Wednesday, January 20, 2021
* noted as presenting author
June-Yung Kim, MSW, Doctoral Candidate, Case Western Reserve University, Cleveland, OH
Young Sam Oh, PhD, Assistant professor, Pukyong National University, Busan, Korea, Republic of (South)
Heajin Jung, PhD, Assistant Professor, Pusan National University, Busan, Korea, Republic of (South)
Background and Purpose: The coronavirus disease (COVID-19) that originated in Wuhan, China has become a global pandemic. COVID-19 spread rapidly across China, and as of May 2020, it has been reported in 208 countries and territories around the world. As an effective medicine or vaccine is yet to be developed, the best way to combat this infection is by restricting interaction between people by social distancing to reduce the number of confirmed cases and deaths. Given the increasing importance of social distancing as a way of preventing the pandemic, this study aimed to examine the relationships between COVID-19 and social distancing in the world.

Methods: Information on cases and deaths related to COVID-19 was obtained from Worldometer data. The change of mobility after the outbreak of COVID-19 in 119 countries across six continents was extracted from the Google’s Community Mobility Reports published on April 2, 2020. Google provided novel data regarding how the practice of social distancing changed in six places (i.e., retail and recreation, grocery and pharmacy, parks, transit stations, workplaces, and residences) from February 16th, 2020 to March 29, 2020 compared to the median value from January 3 to February 6, 2020. This study employed three analytical methodologies: 1) cluster analysis to classify 119 countries based on similarity in trends in the changes in social distancing; 2) ANOVA with post-hoc Bonferroni and Scheffe tests to detect differences in the confirmed COVID-19 cases and deaths among the country clusters identified; and 3) Pearson correlation analysis to examine the relationship between COVID-19 and social distancing. This study adopted a cross-sectional approach that can show the snapshot of the relationship between social distancing and COVID-19.
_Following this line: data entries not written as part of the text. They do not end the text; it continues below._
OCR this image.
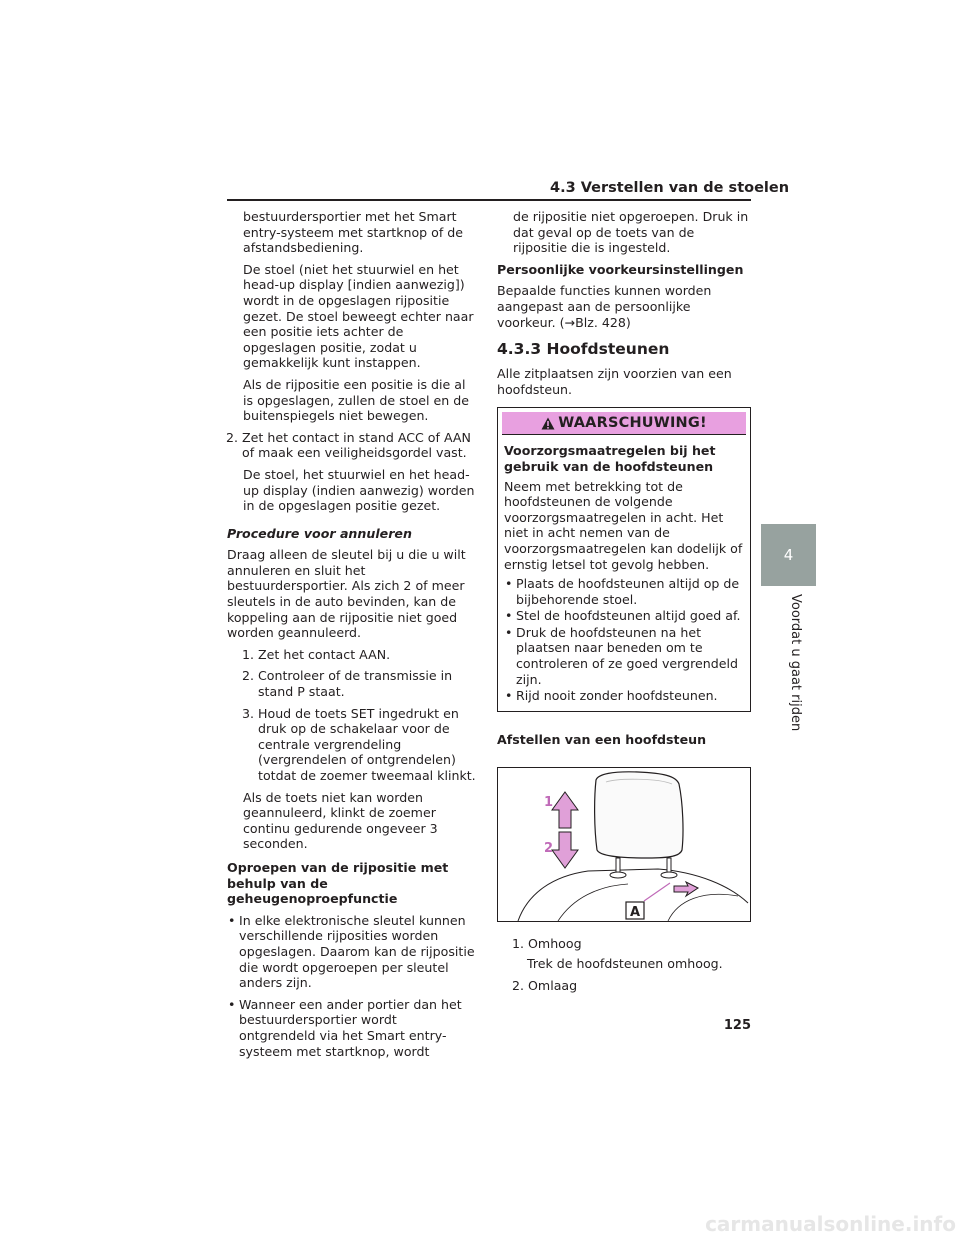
4.3 Verstellen van de stoelen

bestuurdersportier met het Smart entry-systeem met startknop of de afstandsbediening.

De stoel (niet het stuurwiel en het head-up display [indien aanwezig]) wordt in de opgeslagen rijpositie gezet. De stoel beweegt echter naar een positie iets achter de opgeslagen positie, zodat u gemakkelijk kunt instappen.

Als de rijpositie een positie is die al is opgeslagen, zullen de stoel en de buitenspiegels niet bewegen.

2. Zet het contact in stand ACC of AAN of maak een veiligheidsgordel vast.

De stoel, het stuurwiel en het head-up display (indien aanwezig) worden in de opgeslagen positie gezet.

Procedure voor annuleren

Draag alleen de sleutel bij u die u wilt annuleren en sluit het bestuurdersportier. Als zich 2 of meer sleutels in de auto bevinden, kan de koppeling aan de rijpositie niet goed worden geannuleerd.

1. Zet het contact AAN.

2. Controleer of de transmissie in stand P staat.

3. Houd de toets SET ingedrukt en druk op de schakelaar voor de centrale vergrendeling (vergrendelen of ontgrendelen) totdat de zoemer tweemaal klinkt.

Als de toets niet kan worden geannuleerd, klinkt de zoemer continu gedurende ongeveer 3 seconden.

Oproepen van de rijpositie met behulp van de geheugenoproepfunctie

• In elke elektronische sleutel kunnen verschillende rijposities worden opgeslagen. Daarom kan de rijpositie die wordt opgeroepen per sleutel anders zijn.
• Wanneer een ander portier dan het bestuurdersportier wordt ontgrendeld via het Smart entry-systeem met startknop, wordt

de rijpositie niet opgeroepen. Druk in dat geval op de toets van de rijpositie die is ingesteld.

Persoonlijke voorkeursinstellingen

Bepaalde functies kunnen worden aangepast aan de persoonlijke voorkeur. (→Blz. 428)

4.3.3 Hoofdsteunen

Alle zitplaatsen zijn voorzien van een hoofdsteun.

WAARSCHUWING!

Voorzorgsmaatregelen bij het gebruik van de hoofdsteunen

Neem met betrekking tot de hoofdsteunen de volgende voorzorgsmaatregelen in acht. Het niet in acht nemen van de voorzorgsmaatregelen kan dodelijk of ernstig letsel tot gevolg hebben.

• Plaats de hoofdsteunen altijd op de bijbehorende stoel.
• Stel de hoofdsteunen altijd goed af.
• Druk de hoofdsteunen na het plaatsen naar beneden om te controleren of ze goed vergrendeld zijn.
• Rijd nooit zonder hoofdsteunen.

Afstellen van een hoofdsteun

1
2
A

1. Omhoog

Trek de hoofdsteunen omhoog.

2. Omlaag

125
4
Voordat u gaat rijden
carmanualsonline.info
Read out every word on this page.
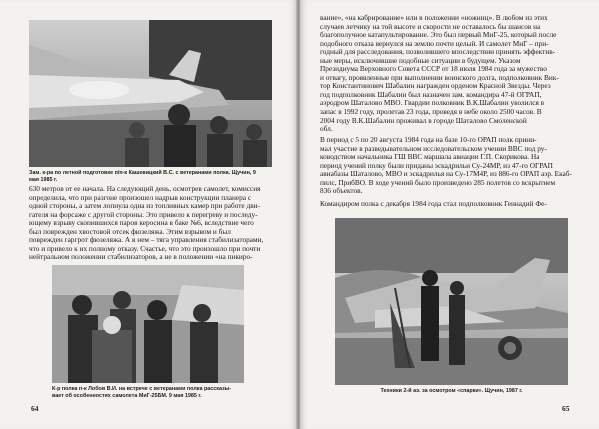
Зам. к-ра по летной подготовке п/п-к Кашевицкий В.С. с ветеранами полка. Щучин, 9
мая 1985 г.
630 метров от ее начала. На следующий день, осмотрев самолет, комиссия
определила, что при разгоне произошел надрыв конструкции планера с
одной стороны, а затем лопнула одна из топливных камер при работе дви-
гателя на форсаже с другой стороны. Это привело к перегреву и последу-
ющему взрыву скопившихся паров керосина в баке №6, вследствие чего
был поврежден хвостовой отсек фюзеляжа. Этим взрывом и был
поврежден гаргрот фюзеляжа. А в нем – тяга управления стабилизаторами,
что и привело к их полному отказу. Счастье, что это произошло при почти
нейтральном положении стабилизаторов, а не в положении «на пикиро-
К-р полка п-к Лобов В.И. на встрече с ветеранами полка рассказы-
вает об особенностях самолета МиГ-25БМ. 9 мая 1985 г.
64
вание», «на кабрирование» или в положении «ножниц». В любом из этих
случаев летчику на той высоте и скорости не оставалось бы шансов на
благополучное катапультирование. Это был первый МиГ-25, который после
подобного отказа вернулся на землю почти целый. И самолет МиГ – при-
годный для расследования, позволившего впоследствии принять эффектив-
ные меры, исключившие подобные ситуации в будущем. Указом
Президиума Верховного Совета СССР от 18 июля 1984 года за мужество
и отвагу, проявленные при выполнении воинского долга, подполковник Вик-
тор Константинович Шабалин награжден орденом Красной Звезды. Через
год подполковник Шабалин был назначен зам. командира 47-й ОГРАП,
аэродром Шаталово МВО. Гвардии полковник В.К.Шабалин уволился в
запас в 1992 году, пролетав 23 года, проведя в небе около 2500 часов. В
2004 году В.К.Шабалин проживал в городе Шаталово Смоленской
обл.
В период с 5 по 20 августа 1984 года на базе 10-го ОРАП полк прини-
мал участие в разведывательном исследовательском учении ВВС под ру-
ководством начальника ГШ ВВС маршала авиации Г.П. Скорикова. На
период учений полку были приданы эскадрильи Су-24МР, из 47-го ОГРАП
авиабазы Шаталово, МВО и эскадрилья на Су-17М4Р, из 886-го ОРАП аэр. Екаб-
пилс, ПрибВО. В ходе учений было произведено 285 полетов со вскрытием
836 объектов.
Командиром полка с декабря 1984 года стал подполковник Геннадий Фе-
Техники 2-й аэ. за осмотром «спарки». Щучин, 1987 г.
65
Results: Three country clusters best fit the data: 18 countries with the smallest change in social distancing, 51 countries with medium change in social distancing, and 50 countries with the highest change in social distancing. Significant differences were observed in total cases (F (2, 111) = 7.76, p < 0.001) and deaths (F (2, 97) = 5.03, p = 0.01) per million people among the three country groups. The countries with the highest change in social distancing had more total cases and deaths than the countries with the smallest and medium changes in social distancing. Consistently, the practice of social distance was significantly correlated with total cases (p < 0.01) and deaths per million people (p < 0.01).

Conclusions and Implications: Significant differences noted between the countries with medium and the highest changes in social distancing in the number of total COVID-19 cases and deaths per million people suggest that higher risk increases physical distancing and reduces interactions between people in communities. These findings support the idea that individuals’ social distancing could be influenced by their fear and risk of death from the contagious pandemic. The increasing risk of death from COVID-19 might have caused more fear of death in people and communities.